Unter den Gebäuden des Dorfs zeichnet sich zuvörderst der Gasthof aus, welcher seit dem Brande um 1838 ein neues, im modernsten Baustyle aufgeführtes Gebäude mit schönem Gesellschaftssaale ist, wo sich öfter ein Predigerverein, eine pomologische Gesellschaft und ein landwirthschaftlicher Verein zu versammeln pflegen und auch letztere wiederholt Ausstellungen veranstaltet haben. Der Besitzer derselben Friedrich Teichmann, Besitzer von Munkern, ist ein wissenschaftlich gebildeter Mann. Ebenfalls ist die hiesige Mahl- und Oelmühle hinsichtlich ihrer Betriebswerke beachtenswerth zu nennen; auch sie hatte das Missgeschick 1839 niederzubrennen. – Die Einwohner des Dorfs Zedtlitz, welche sich mit Ackerbau und Viehzucht vornehmlich beschäftigen und auf neun Anspännergüter, 16 Hintersässergüter und einige 30 Häuslernahrungen vertheilt sind, werden in zwei Gemeinden, nach der Lage des Orts in die obere und untere, getheilt, zu letzterer gehörte bis um 1840 auch das nahe Dorf Platecka, das jetzt eine eigne Gemeinde bildet.

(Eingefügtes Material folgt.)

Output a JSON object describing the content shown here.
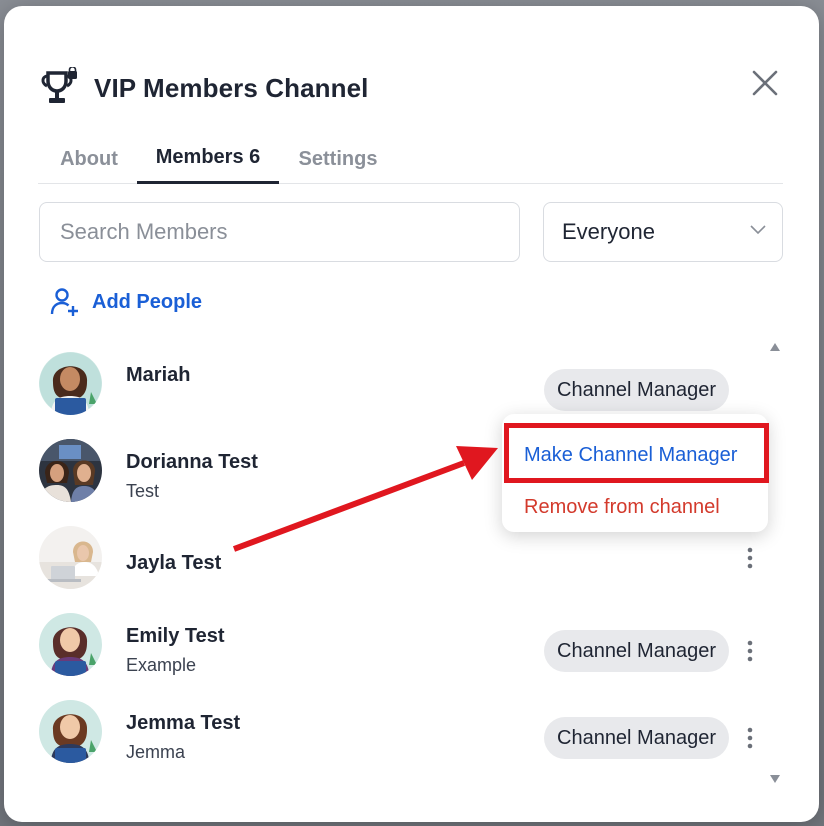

Zur Chronik des Orts gehört endlich noch, dass er wegen seiner allzu nahen Lage an der Heerstrasse in allen Sachsen berührenden Kriegen gewaltig gelitten hat. So im Schwabenkriege 1377, im Hussitenkriege 1433, da die Hussiten auf dieser Strasse bis Leipzig vordrangen, im Bruderkriege, im dreissigjährigen Kriege, namentlich durch Gallas im Oct. 1632, sowie im siebenjährigen und endlich im letzten französischen Kriege, wo es am 10. Oct. 1813, abwechselnd von den Franzosen und Alliirten beschossen wurde und von Letztern endlich sogar, um den Pass der Strasse ganz zu gewinnen, mit Sturm genommen ward, wo es auch eine Plünderung und einiges Brennen zu erdulden hatte und wobei selbst das alte, damals schon baufällige Pfarrhaus nicht ganz verschont blieb.

Dr. Carl Wilhelm Schäfer.     




  1. Zedlitz, im alten Neustädter Kreise bei Weyda und Mildenfurth, Zedlitz bei Budissin, Zettlitz im Amte Rochlitz. Stammverschieden sind aber unbedingt die Sedlitz, die von Sedlo, der Sitz, ihren Namen haben.